Kumo, a startup that hopes to offer consumers access to individual channels rather than entire bundles, has raised $50 million in financing. The company may face significant hurdles, since content creators and owners have historically avoided this type of model, fearing a negative impact to their revenue streams. Unlike Aereo’s failed attempt at pairing an antenna with a cloud storage service, however, Kumo is reportedly working to license content for its a la carte approach.
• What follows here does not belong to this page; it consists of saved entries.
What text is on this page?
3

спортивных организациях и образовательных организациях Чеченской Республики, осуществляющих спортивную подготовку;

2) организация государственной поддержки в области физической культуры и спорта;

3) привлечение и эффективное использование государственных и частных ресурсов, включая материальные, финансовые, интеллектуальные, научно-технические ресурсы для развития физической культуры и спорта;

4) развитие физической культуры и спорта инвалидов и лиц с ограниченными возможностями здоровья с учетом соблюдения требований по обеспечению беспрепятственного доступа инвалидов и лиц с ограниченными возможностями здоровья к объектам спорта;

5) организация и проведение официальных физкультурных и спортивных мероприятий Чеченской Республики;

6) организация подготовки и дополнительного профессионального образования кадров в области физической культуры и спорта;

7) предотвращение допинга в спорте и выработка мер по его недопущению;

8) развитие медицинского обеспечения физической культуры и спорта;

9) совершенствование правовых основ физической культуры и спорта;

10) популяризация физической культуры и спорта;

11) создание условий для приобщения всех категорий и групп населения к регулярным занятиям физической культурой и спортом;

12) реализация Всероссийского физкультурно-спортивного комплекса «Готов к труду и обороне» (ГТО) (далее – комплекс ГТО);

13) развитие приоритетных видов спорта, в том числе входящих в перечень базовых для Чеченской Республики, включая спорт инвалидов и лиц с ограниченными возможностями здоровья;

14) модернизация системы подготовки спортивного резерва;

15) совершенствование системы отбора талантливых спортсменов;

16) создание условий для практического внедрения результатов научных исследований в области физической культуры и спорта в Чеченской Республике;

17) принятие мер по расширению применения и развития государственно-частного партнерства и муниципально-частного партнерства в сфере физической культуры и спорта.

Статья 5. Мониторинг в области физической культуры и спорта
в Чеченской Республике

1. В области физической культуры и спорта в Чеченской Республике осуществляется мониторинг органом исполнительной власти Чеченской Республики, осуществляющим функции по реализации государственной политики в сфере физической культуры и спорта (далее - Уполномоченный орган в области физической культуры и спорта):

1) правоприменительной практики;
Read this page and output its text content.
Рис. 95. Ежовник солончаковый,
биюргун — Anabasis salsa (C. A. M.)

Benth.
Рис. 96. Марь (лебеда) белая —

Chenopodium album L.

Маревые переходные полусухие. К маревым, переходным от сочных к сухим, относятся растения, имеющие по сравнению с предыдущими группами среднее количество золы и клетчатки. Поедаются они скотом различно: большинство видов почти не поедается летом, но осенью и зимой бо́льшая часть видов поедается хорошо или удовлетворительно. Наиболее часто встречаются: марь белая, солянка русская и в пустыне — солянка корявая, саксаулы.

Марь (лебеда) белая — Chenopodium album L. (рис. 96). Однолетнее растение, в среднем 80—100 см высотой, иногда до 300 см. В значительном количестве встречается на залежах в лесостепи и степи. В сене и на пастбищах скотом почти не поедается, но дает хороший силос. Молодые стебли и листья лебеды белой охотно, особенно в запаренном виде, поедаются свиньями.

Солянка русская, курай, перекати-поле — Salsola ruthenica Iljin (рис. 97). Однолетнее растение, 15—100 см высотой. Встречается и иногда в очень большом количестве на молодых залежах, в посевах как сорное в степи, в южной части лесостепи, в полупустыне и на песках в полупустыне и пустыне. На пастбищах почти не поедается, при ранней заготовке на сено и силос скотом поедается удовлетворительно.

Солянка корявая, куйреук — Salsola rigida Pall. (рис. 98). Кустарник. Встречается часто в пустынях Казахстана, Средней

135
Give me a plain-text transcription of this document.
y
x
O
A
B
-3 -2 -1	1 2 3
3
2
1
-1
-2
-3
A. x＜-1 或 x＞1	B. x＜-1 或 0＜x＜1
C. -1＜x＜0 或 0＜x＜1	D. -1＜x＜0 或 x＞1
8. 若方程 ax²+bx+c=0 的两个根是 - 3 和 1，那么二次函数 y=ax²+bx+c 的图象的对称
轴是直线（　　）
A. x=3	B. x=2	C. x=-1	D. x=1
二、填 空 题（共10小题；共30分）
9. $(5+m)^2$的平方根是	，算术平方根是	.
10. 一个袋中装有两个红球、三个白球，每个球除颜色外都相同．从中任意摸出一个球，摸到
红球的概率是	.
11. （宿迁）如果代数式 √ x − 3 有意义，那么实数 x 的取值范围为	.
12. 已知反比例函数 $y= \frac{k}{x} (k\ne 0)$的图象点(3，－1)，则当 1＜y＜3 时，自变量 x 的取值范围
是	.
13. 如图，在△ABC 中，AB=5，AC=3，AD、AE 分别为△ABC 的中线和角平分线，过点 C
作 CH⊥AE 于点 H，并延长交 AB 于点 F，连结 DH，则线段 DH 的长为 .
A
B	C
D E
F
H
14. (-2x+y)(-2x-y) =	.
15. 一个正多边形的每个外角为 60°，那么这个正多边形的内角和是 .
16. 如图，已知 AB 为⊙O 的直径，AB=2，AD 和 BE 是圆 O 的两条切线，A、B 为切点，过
Neil Davis, founder of Kumo, served as senior vice president of development at AOL and then as Dish’s head of corporate and digital development. Sources have hinted that private investors, including Mark Cuban, are responsible for the majority of Kumo’s financing.
“Historically, big players who have approached the idea of breaking the bundle haven’t succeeded, based mostly on the fact that the cost of an individual channel vs. the bundled option media companies provide is so high that the margin disappears,” reports TechCrunch.
While Aereo’s methods have been deemed illegal by the Supreme Court, Kumo is hoping to successfully and legally license content. In the wake of the Aereo controversy, broadcasters have been looking at changes to the traditional distribution model. Some analysts have suggested that HBO, for example, will eventually go over-the-top.
“We have also heard from another source that Epix was shopping around an a la carte deal for its original content (movies and TV shows) for around $35 million earlier this summer, though a deal with a smaller player like that wouldn’t likely have the same domino effect as a player with the stature of Time Warner/HBO,” suggests TechCrunch.
“We can’t know for sure which media player(s) are open to a deal with Kumo until the service launches,” explains the post. “We do, however, know that $50 million in financing will pay for a lot more than UX, engineering, and other technical costs.”